Cele opts for Busi review
Minister rejects Magaqa report
A report by public protector Busisiwe Mkhwebane has found that the failure by police minister Bheki Cele and the SAPS to provide protection to whistleblowers on corruption and political killings in KwaZuluNatal was grossly negligent.
However, Cele’s office said yesterday that the minister intended to challenge the report.
“Minister Cele has serious reservations on the report’s findings and the proposed remedial actions by the office of the public protector.
“Minister Cele has since instructed the SAPS management to internally and procedurally work on the report for the purposes of launching an application for a judicial review of the report‚” Cele’s spokesperson Reneilwe Serero said in a statement.
Serero said this was done “in light of the dire consequences for the ministry of police and the SAPS‚ if this report is left unchallenged‚ especially on the operation of the protection and security services”.
In a report dated August 10‚ Mkhwebane found that Cele and the police’s failure to protect two men who blew the whistle on corruption – which they claimed was behind the murder of former ANCYL secretary-general Sindiso Magaqa – could have resulted in the assassination of the two men.
The whistleblowers‚ Thabiso Zulu and Les Stuta‚ testified before the Moerane Commission of Inquiry into political killings in KwaZuluNatal in November.
In their testimony‚ they claimed Magaqa had passed documentation to the Hawks that allegedly proved corruption in the tender for upgrading Umzimkhulu Memorial Hall‚ which ballooned from R4-million to R37-million.
Following death threats and a lack of action from the police‚ Zulu sought the intervention of the public protector.
This was followed by a threat assessment conducted by the State Security Agency in April‚ which found that Zulu and Stuta were being followed and that they were at risk. The assessment advised that the two “urgently require protection from the state” and should be provided with “individual private protection”.
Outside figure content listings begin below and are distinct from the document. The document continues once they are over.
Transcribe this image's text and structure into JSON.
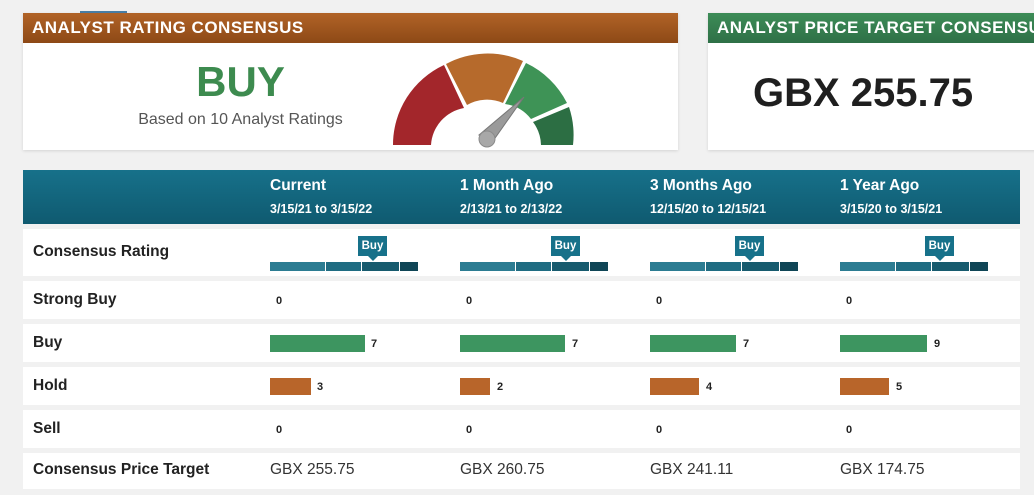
{
  "rating_card": {
    "title": "Analyst Rating Consensus",
    "rating": "BUY",
    "based_on": "Based on 10 Analyst Ratings",
    "gauge_level": "buy"
  },
  "target_card": {
    "title": "Analyst Price Target Consensus",
    "value": "GBX 255.75"
  },
  "table": {
    "columns": [
      {
        "period": "Current",
        "range": "3/15/21 to 3/15/22"
      },
      {
        "period": "1 Month Ago",
        "range": "2/13/21 to 2/13/22"
      },
      {
        "period": "3 Months Ago",
        "range": "12/15/20 to 12/15/21"
      },
      {
        "period": "1 Year Ago",
        "range": "3/15/20 to 3/15/21"
      }
    ],
    "row_labels": {
      "consensus": "Consensus Rating",
      "strong_buy": "Strong Buy",
      "buy": "Buy",
      "hold": "Hold",
      "sell": "Sell",
      "target": "Consensus Price Target"
    },
    "consensus": [
      "Buy",
      "Buy",
      "Buy",
      "Buy"
    ],
    "strong_buy": [
      0,
      0,
      0,
      0
    ],
    "buy": [
      7,
      7,
      7,
      9
    ],
    "hold": [
      3,
      2,
      4,
      5
    ],
    "sell": [
      0,
      0,
      0,
      0
    ],
    "price_target": [
      "GBX 255.75",
      "GBX 260.75",
      "GBX 241.11",
      "GBX 174.75"
    ]
  },
  "colors": {
    "buy_bar": "#3d9560",
    "hold_bar": "#b8652a",
    "header": "#17718a",
    "gauge_sell": "#a3262b",
    "gauge_hold": "#b66a2c",
    "gauge_buy": "#3e9356",
    "gauge_strong_buy": "#2c6e43"
  }
}
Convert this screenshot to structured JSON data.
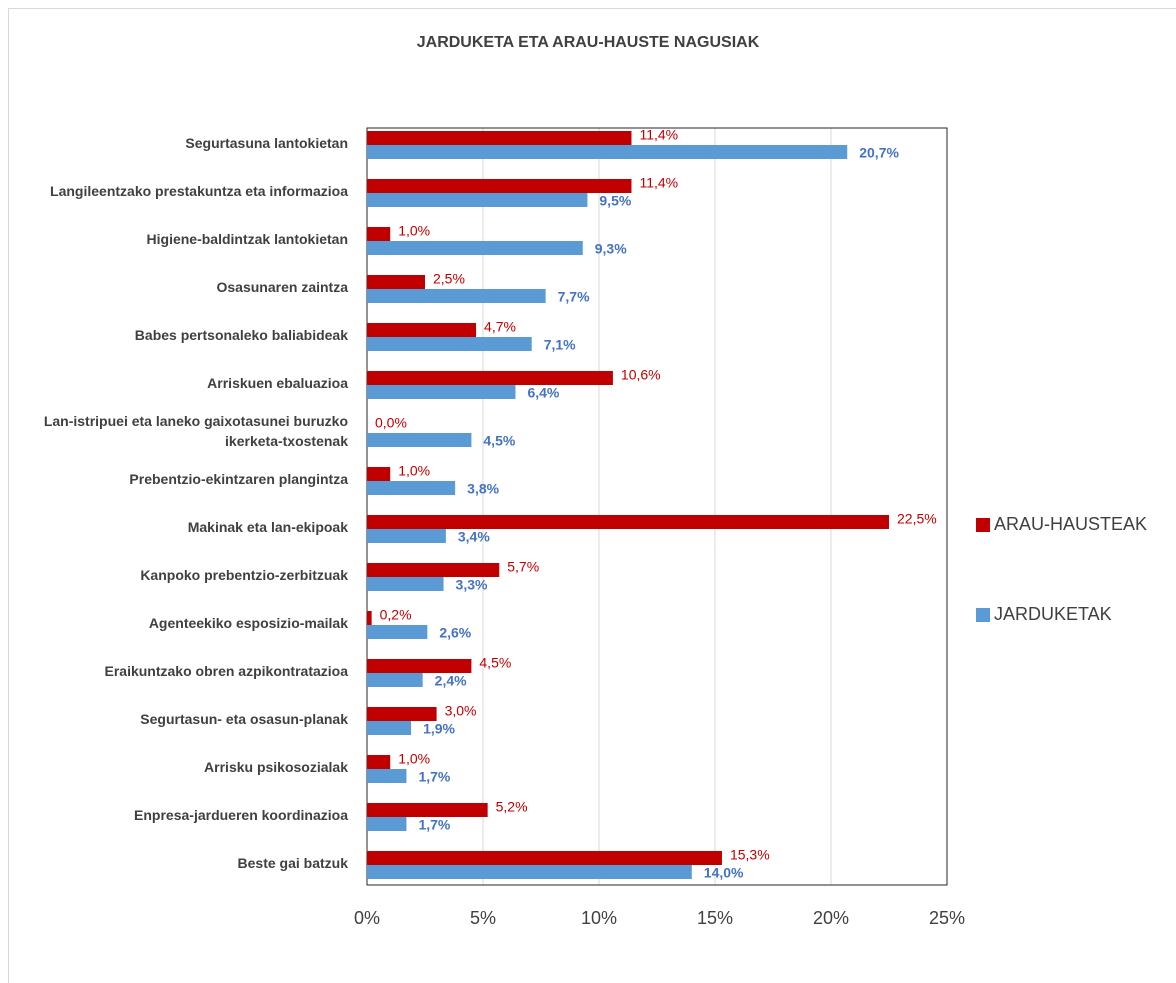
{
  "chart_data": {
    "type": "bar",
    "orientation": "horizontal",
    "title": "JARDUKETA ETA ARAU-HAUSTE NAGUSIAK",
    "categories": [
      "Segurtasuna lantokietan",
      "Langileentzako prestakuntza eta informazioa",
      "Higiene-baldintzak lantokietan",
      "Osasunaren zaintza",
      "Babes pertsonaleko baliabideak",
      "Arriskuen ebaluazioa",
      "Lan-istripuei eta laneko gaixotasunei buruzko ikerketa-txostenak",
      "Prebentzio-ekintzaren plangintza",
      "Makinak eta lan-ekipoak",
      "Kanpoko prebentzio-zerbitzuak",
      "Agenteekiko esposizio-mailak",
      "Eraikuntzako obren azpikontratazioa",
      "Segurtasun- eta osasun-planak",
      "Arrisku psikosozialak",
      "Enpresa-jardueren koordinazioa",
      "Beste gai batzuk"
    ],
    "series": [
      {
        "name": "ARAU-HAUSTEAK",
        "color": "#c00000",
        "values": [
          11.4,
          11.4,
          1.0,
          2.5,
          4.7,
          10.6,
          0.0,
          1.0,
          22.5,
          5.7,
          0.2,
          4.5,
          3.0,
          1.0,
          5.2,
          15.3
        ],
        "value_labels": [
          "11,4%",
          "11,4%",
          "1,0%",
          "2,5%",
          "4,7%",
          "10,6%",
          "0,0%",
          "1,0%",
          "22,5%",
          "5,7%",
          "0,2%",
          "4,5%",
          "3,0%",
          "1,0%",
          "5,2%",
          "15,3%"
        ]
      },
      {
        "name": "JARDUKETAK",
        "color": "#5b9bd5",
        "values": [
          20.7,
          9.5,
          9.3,
          7.7,
          7.1,
          6.4,
          4.5,
          3.8,
          3.4,
          3.3,
          2.6,
          2.4,
          1.9,
          1.7,
          1.7,
          14.0
        ],
        "value_labels": [
          "20,7%",
          "9,5%",
          "9,3%",
          "7,7%",
          "7,1%",
          "6,4%",
          "4,5%",
          "3,8%",
          "3,4%",
          "3,3%",
          "2,6%",
          "2,4%",
          "1,9%",
          "1,7%",
          "1,7%",
          "14,0%"
        ]
      }
    ],
    "xlim": [
      0,
      25
    ],
    "xticks": [
      {
        "value": 0,
        "label": "0%"
      },
      {
        "value": 5,
        "label": "5%"
      },
      {
        "value": 10,
        "label": "10%"
      },
      {
        "value": 15,
        "label": "15%"
      },
      {
        "value": 20,
        "label": "20%"
      },
      {
        "value": 25,
        "label": "25%"
      }
    ],
    "grid": true,
    "legend": "right"
  }
}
But four months later‚ the police have still failed to provide security.
Reads the report: “The minister of police and the SAPS’s conduct in dealing with my request to provide protection to the two whistleblowers can only be described as grossly negligent – and a slap in the face of the very people that members of SAPS are employed to protect.”
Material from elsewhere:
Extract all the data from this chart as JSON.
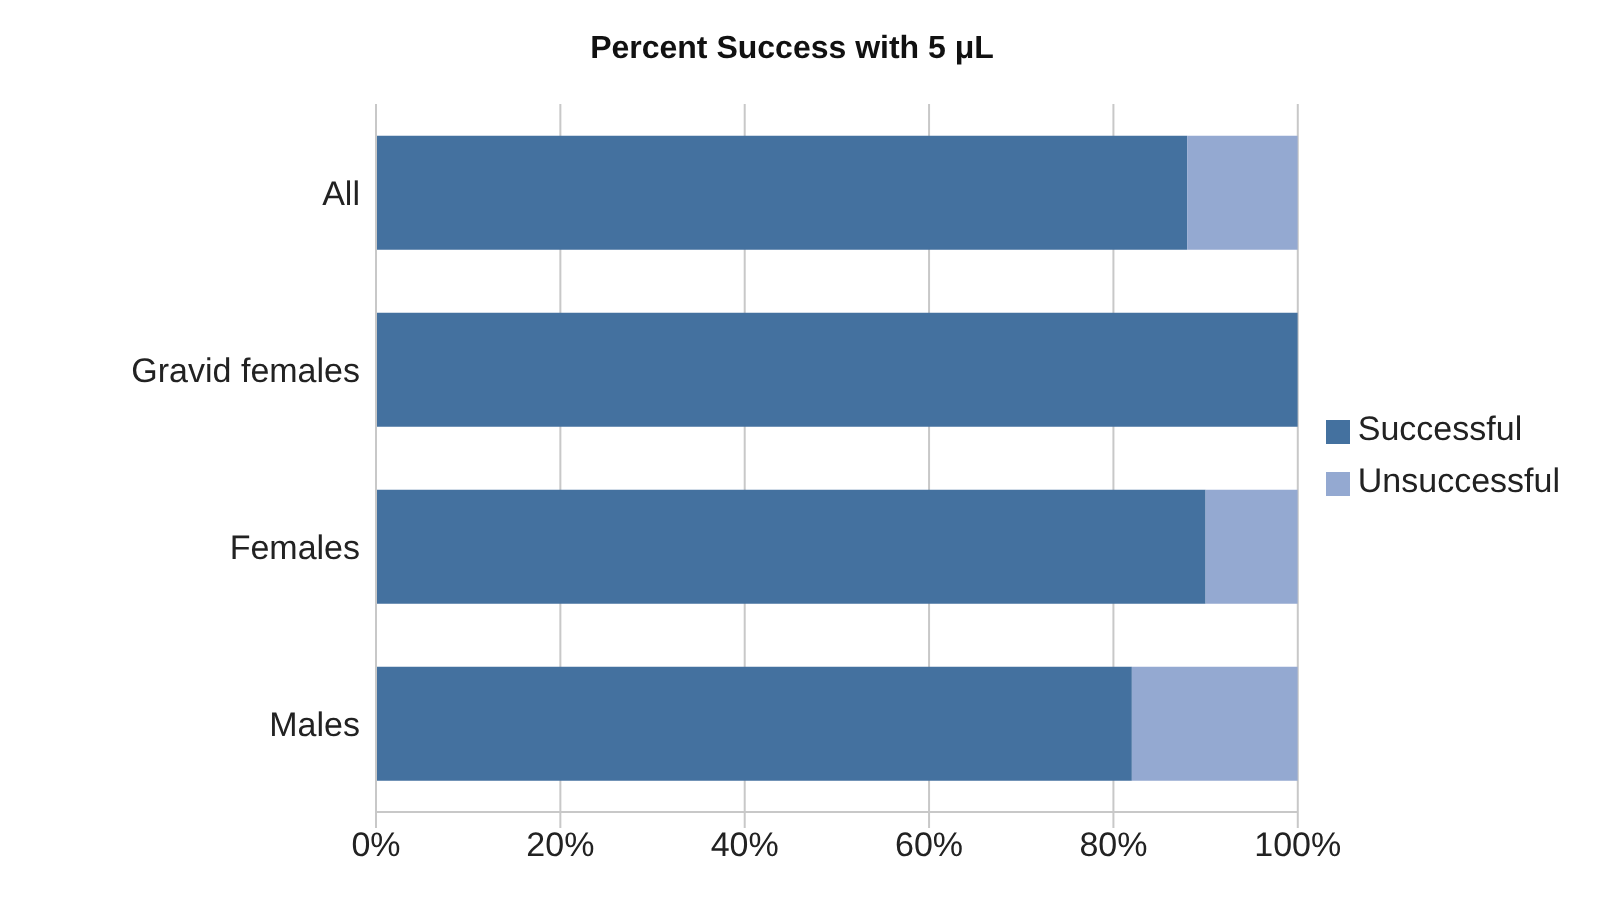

Mkhwebane said the conduct of the minister and police constituted improper conduct‚ undue delay‚ gross negligence and maladministration.
As appropriate remedial action‚ she recommended that President Cyril Ramaphosa reprimand Cele “for his lapses in judgement”.
In order to avert such incidents from happening in the future‚ the report advises Ramaphosa to ensure that ministers “take heed of the warnings of this nature to avoid catastrophic results that may occur due to lack of insight and non-action by members of the executive who are responsible for various departments and other organs of state”.
Zulu and Stuta would have to be “provided with the requisite security at state expense‚” said Mkhwebane.
Cele was also ordered to implement the recommendations of the threat assessment within seven days of the release of the report.